To have those guys (CCU) come and be involved, and do whatever I want to do makes it 100 percent better. It just makes it better because then you see a movement. Monterey never had a hip-hop scene with San Francisco artists coming down on a periodical basis. That's what I'm trying to do.
With that solo album and that idea going, I said CCU, Central Coast Underground. I said ’Nan, I want to build an alliance out here to represent in the Bay Area.‘
I called Joint Venture. I said ‘Hey, you mind doing a show so I could check you out, because I'm starting this CCU thing.’ That night, literally, I was impressed because there's nobody out here that sounds like them. Because they're way too undergorund for anybody to be listening to (out here). Right away I said they got to go to San Jose with me. I said okay, we'll rock a couple more shows. It was them and Solis Cin from San Jose that I called at the same time. I called him to come and do this because I wanted him to come out and make his name in Monterey. He's been taking full advantage, coming to shows.
The more exposure they get, and now a lot of people are starting to know. Solis Cin started playing Mortimer's. That place was so empty before, but now it's like crackin'.
The business loves it, they say we love this energy in there, you guys have to do this more often. I said yeah, this is CCU.

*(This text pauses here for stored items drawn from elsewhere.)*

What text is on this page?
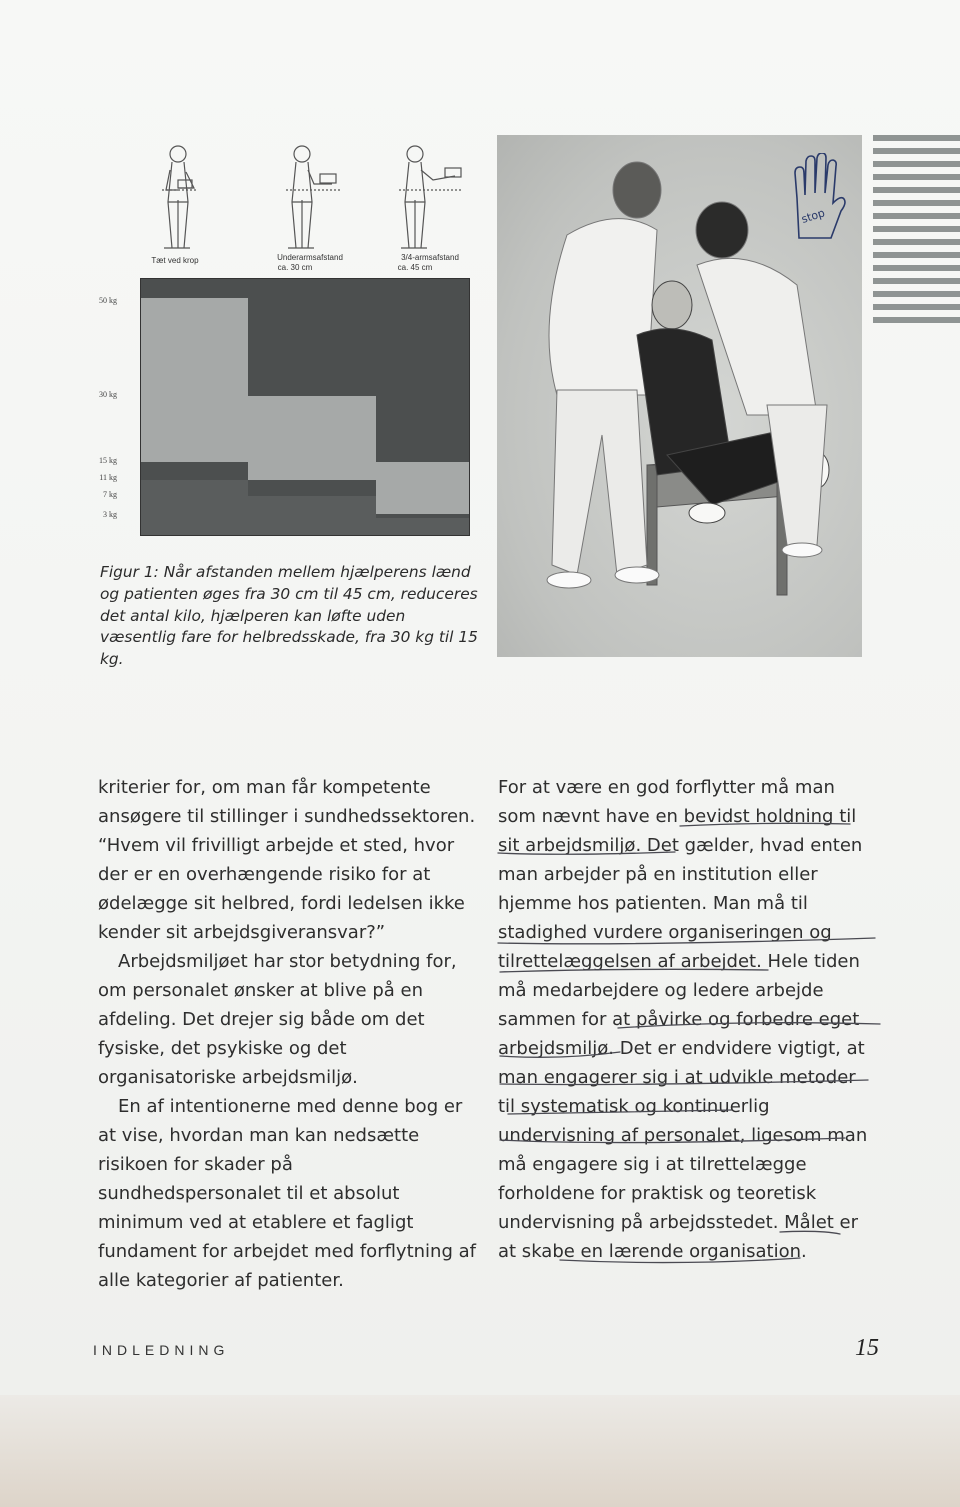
Tæt ved krop	Underarmsafstand
ca. 30 cm
3/4-armsafstand
ca. 45 cm
50 kg
30 kg
15 kg
11 kg
7 kg
3 kg
Figur 1: Når afstanden mellem hjælperens lænd og patienten øges fra 30 cm til 45 cm, reduceres det antal kilo, hjælperen kan løfte uden væsentlig fare for helbredsskade, fra 30 kg til 15 kg.
stop

kriterier for, om man får kompetente ansøgere til stillinger i sundhedssektoren. “Hvem vil frivilligt arbejde et sted, hvor der er en overhængende risiko for at ødelægge sit helbred, fordi ledelsen ikke kender sit arbejdsgiveransvar?”

Arbejdsmiljøet har stor betydning for, om personalet ønsker at blive på en afdeling. Det drejer sig både om det fysiske, det psykiske og det organisatoriske arbejdsmiljø.

En af intentionerne med denne bog er at vise, hvordan man kan nedsætte risikoen for skader på sundhedspersonalet til et absolut minimum ved at etablere et fagligt fundament for arbejdet med forflytning af alle kategorier af patienter.

For at være en god forflytter må man som nævnt have en bevidst holdning til sit arbejdsmiljø. Det gælder, hvad enten man arbejder på en institution eller hjemme hos patienten. Man må til stadighed vurdere organiseringen og tilrettelæggelsen af arbejdet. Hele tiden må medarbejdere og ledere arbejde sammen for at påvirke og forbedre eget arbejdsmiljø. Det er endvidere vigtigt, at man engagerer sig i at udvikle metoder til systematisk og kontinuerlig undervisning af personalet, ligesom man må engagere sig i at tilrettelægge forholdene for praktisk og teoretisk undervisning på arbejdsstedet. Målet er at skabe en lærende organisation.

INDLEDNING	15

I said I'm taking these two guys who helped me start CCU. Everybody loved them. I proved myself wrong, that there was nothing out here? That was nonsense. There's a lot of stuff going on out here as far as talent.
For those guys to believe in me, I'm glad they did that. They saw the Pep Love, Heiroglyphics, Z-Man and Tash and Realization play out there (in San Jose). They realized that's where they want to be. It's bigger than what it is out here. We just have to get out there.